Thao P. Dang M.D.

Lay Description

With a better understanding of how cancer is caused at a molecular level, we are able to use treatments that specifically target proteins that are fundamental in the development or progression of cancer cells. One such target is the epidermal growth factor receptor (EGFR), one of a family of cell surface molecules that functions to transmit cell growth signals from outside the cell to the nucleus. This receptor is over-active (over-expressed), in 60-80% of human lung cancers, and this is associated with poor survival and resistance to chemotherapy or radiation therapy. Several drugs that block EGFR signaling are now being tested in patients. One such drug is gefitinib, a small molecule that penetrates the cell membrane and blocks epidermal growth factor receptor activation on the inside, at a point in the pathway where it inhibits an enzyme called tyrosine kinase. Gefitinib is therefore termed an epidermal growth factor tyrosine kinase inhibitor (EGFR-TKI). Preclinical studies in models have shown that using this gefitinib inhibits the growth of cancer cells and in some cases leads to shrinkage of tumors. Although up to 80% of lung cancers express the epidermal growth factor receptor, fewer than 20% of patients will respond to treatment with gefitinib. Paradoxically, when this drug is given to patients having tumors that exhibit the lowest rate of EGFR expression, such as bronchioalveolar carcinoma, the highest rate of response is seen, up to 30% in some cases.

This study is designed to explore the question of how lung cancer cells are able to escape blockage of the epidermal growth factor receptor signaling pathway. This will help to identify patients with tumors that are resistant to treatment by drugs such as gefitinib. This will prevent treating these patients with an ineffective drug that has potentially significant side effects.

We have identified three proteins that when altered can render patients resistant to therapy. One such protein is an abnormal form of the EGFR, known as EGFRvIII (or EGFR variant III). This abnormal protein will become activated by itself without signals from outside the cell. Another protein, K-ras, when mutated will also allow this pathway to activate unchecked. Notch3 is another cell surface receptor similar to the epidermal growth factor receptor, but signals through a different set of proteins. This protein is also important in the survival and maturation of normal cells, but when abnormally activated can play an important role in the development of cancer. We observed that when Notch3 is highly expressed, it can activate proteins that are also activated by EGFR but without requiring signaling from EGFR itself. Thus, EGFRvIII, K-ras, and Notch3 each promote survival of cancer cells independent of signaling by EGFR. We hypothesize that patients identified having any of these three proteins will not respond to therapy with EGFR-TKI such as gefitinib and can be saved from non-efficacious, toxic and expensive treatment.

Scientific Abstract

Better understanding of the intracellular signaling process important in cellular transformation and tumor progression has allowed the identification of many potential therapeutic targets. The c-erB family of receptors regulates many important cellular functions and survival, including proliferation in response to growth factors and mitogens. Epidermal growth factor receptor (EGFR) or c-erB-1 is expressed in 60-80% of lung cancers and correlates with a worse prognosis as well as resistance to chemotherapy and radiation therapy. Many therapeutics targeting EGFR are being tested in clinical trials. Gefitinib (AstraZeneca) is a small molecule targeting the tyrosine kinase enzyme within the EGFR signaling pathway. An object response rate of 20% was seen in phase II trials, an encouraging result since many patients were previously treated with one or two chemotherapy treatments. Interestingly, there is no correlation between EGFR expression and response to therapy. This suggests that mutations in either the receptor or downstream effector molecules result in the activation of EGFR signaling but at the same time confer resistance to EGFR tyrosine kinase inhibitors. Bronchioalveolar carcinoma (BAC) has the highest response rate to EGFR-TKI (38%) despite a lower rate of EGFR expression when compared to lung tumors with squamous histology.

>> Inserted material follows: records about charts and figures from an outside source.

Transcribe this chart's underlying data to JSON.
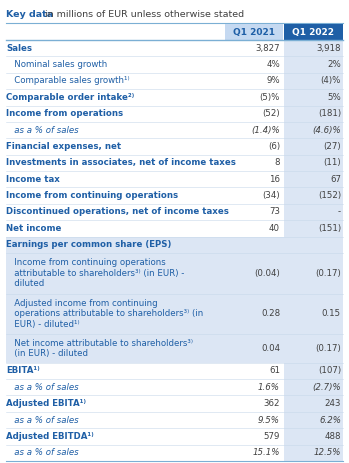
{
  "title_bold": "Key data",
  "title_normal": " in millions of EUR unless otherwise stated",
  "col_headers": [
    "Q1 2021",
    "Q1 2022"
  ],
  "rows": [
    {
      "label": "Sales",
      "indent": 0,
      "bold": true,
      "q1": "3,827",
      "q2": "3,918",
      "italic": false,
      "shaded": false
    },
    {
      "label": "   Nominal sales growth",
      "indent": 1,
      "bold": false,
      "q1": "4%",
      "q2": "2%",
      "italic": false,
      "shaded": false
    },
    {
      "label": "   Comparable sales growth¹⁾",
      "indent": 1,
      "bold": false,
      "q1": "9%",
      "q2": "(4)%",
      "italic": false,
      "shaded": false
    },
    {
      "label": "Comparable order intake²⁾",
      "indent": 0,
      "bold": true,
      "q1": "(5)%",
      "q2": "5%",
      "italic": false,
      "shaded": false
    },
    {
      "label": "Income from operations",
      "indent": 0,
      "bold": true,
      "q1": "(52)",
      "q2": "(181)",
      "italic": false,
      "shaded": false
    },
    {
      "label": "   as a % of sales",
      "indent": 1,
      "bold": false,
      "q1": "(1.4)%",
      "q2": "(4.6)%",
      "italic": true,
      "shaded": false
    },
    {
      "label": "Financial expenses, net",
      "indent": 0,
      "bold": true,
      "q1": "(6)",
      "q2": "(27)",
      "italic": false,
      "shaded": false
    },
    {
      "label": "Investments in associates, net of income taxes",
      "indent": 0,
      "bold": true,
      "q1": "8",
      "q2": "(11)",
      "italic": false,
      "shaded": false
    },
    {
      "label": "Income tax",
      "indent": 0,
      "bold": true,
      "q1": "16",
      "q2": "67",
      "italic": false,
      "shaded": false
    },
    {
      "label": "Income from continuing operations",
      "indent": 0,
      "bold": true,
      "q1": "(34)",
      "q2": "(152)",
      "italic": false,
      "shaded": false
    },
    {
      "label": "Discontinued operations, net of income taxes",
      "indent": 0,
      "bold": true,
      "q1": "73",
      "q2": "-",
      "italic": false,
      "shaded": false
    },
    {
      "label": "Net income",
      "indent": 0,
      "bold": true,
      "q1": "40",
      "q2": "(151)",
      "italic": false,
      "shaded": false
    },
    {
      "label": "Earnings per common share (EPS)",
      "indent": 0,
      "bold": true,
      "q1": "",
      "q2": "",
      "italic": false,
      "shaded": true
    },
    {
      "label": "   Income from continuing operations\n   attributable to shareholders³⁾ (in EUR) -\n   diluted",
      "indent": 1,
      "bold": false,
      "q1": "(0.04)",
      "q2": "(0.17)",
      "italic": false,
      "shaded": true
    },
    {
      "label": "   Adjusted income from continuing\n   operations attributable to shareholders³⁾ (in\n   EUR) - diluted¹⁾",
      "indent": 1,
      "bold": false,
      "q1": "0.28",
      "q2": "0.15",
      "italic": false,
      "shaded": true
    },
    {
      "label": "   Net income attributable to shareholders³⁾\n   (in EUR) - diluted",
      "indent": 1,
      "bold": false,
      "q1": "0.04",
      "q2": "(0.17)",
      "italic": false,
      "shaded": true
    },
    {
      "label": "EBITA¹⁾",
      "indent": 0,
      "bold": true,
      "q1": "61",
      "q2": "(107)",
      "italic": false,
      "shaded": false
    },
    {
      "label": "   as a % of sales",
      "indent": 1,
      "bold": false,
      "q1": "1.6%",
      "q2": "(2.7)%",
      "italic": true,
      "shaded": false
    },
    {
      "label": "Adjusted EBITA¹⁾",
      "indent": 0,
      "bold": true,
      "q1": "362",
      "q2": "243",
      "italic": false,
      "shaded": false
    },
    {
      "label": "   as a % of sales",
      "indent": 1,
      "bold": false,
      "q1": "9.5%",
      "q2": "6.2%",
      "italic": true,
      "shaded": false
    },
    {
      "label": "Adjusted EBITDA¹⁾",
      "indent": 0,
      "bold": true,
      "q1": "579",
      "q2": "488",
      "italic": false,
      "shaded": false
    },
    {
      "label": "   as a % of sales",
      "indent": 1,
      "bold": false,
      "q1": "15.1%",
      "q2": "12.5%",
      "italic": true,
      "shaded": false
    }
  ],
  "header_bg_left": "#c5d9f1",
  "header_bg_right": "#1f5fa6",
  "header_text_left": "#1f5fa6",
  "header_text_right": "#ffffff",
  "shaded_bg": "#dce6f4",
  "col2_bg": "#dce6f4",
  "row_bg": "#ffffff",
  "sep_line_color": "#7bafd4",
  "thin_line_color": "#c8d8eb",
  "label_color": "#1f5fa6",
  "value_color": "#404040",
  "title_bold_color": "#1f5fa6",
  "title_normal_color": "#404040",
  "figw": 3.49,
  "figh": 4.63,
  "dpi": 100
}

Epidermal growth factor signals through its receptor (EGFR). Binding of ligand results in autophosphorylation and activates both the MAPK and the Akt cascades. Point mutations in the K-ras gene, a downstream signaling molecule of EGFR pathway, and a mutation in the EGFR receptor known as the EGFRvIII result in constitutive or ligand independent activation of the pathway. Another potential mechanism of gefitinib involves Notch3. The Notch family is important in cell fate determination and recently has been demonstrated to also be important in tumorigenesis. We have shown that Notch3 is expressed in approximately 40% of lung cancers. Constitutive activation of Notch3 results in phosphorylation of MAPK (ERK1/ERK2), and this activation is independent of EGFR signaling.

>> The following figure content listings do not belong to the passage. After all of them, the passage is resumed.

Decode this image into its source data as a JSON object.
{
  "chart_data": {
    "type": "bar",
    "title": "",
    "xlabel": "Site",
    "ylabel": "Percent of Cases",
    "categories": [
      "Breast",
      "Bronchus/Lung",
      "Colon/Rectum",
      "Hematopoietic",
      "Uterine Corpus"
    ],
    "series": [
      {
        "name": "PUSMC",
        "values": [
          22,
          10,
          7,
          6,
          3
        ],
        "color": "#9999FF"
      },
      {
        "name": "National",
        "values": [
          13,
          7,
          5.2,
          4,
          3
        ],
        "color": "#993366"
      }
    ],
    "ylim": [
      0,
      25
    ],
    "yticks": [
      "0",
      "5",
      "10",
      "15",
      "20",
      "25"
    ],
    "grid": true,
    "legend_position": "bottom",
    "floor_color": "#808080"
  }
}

We will measure levels of K-ras mutation, EGFRvIII and Notch3 expression using tumors from a clinical database of patients treated with gefitinib. We will correlate these findings with response to treatment. This will allow identification of gefitinib "sensitive" tumors and thereby prevent patients with resistant tumors from being subjected to a nonefficacious and potentially toxic treatment.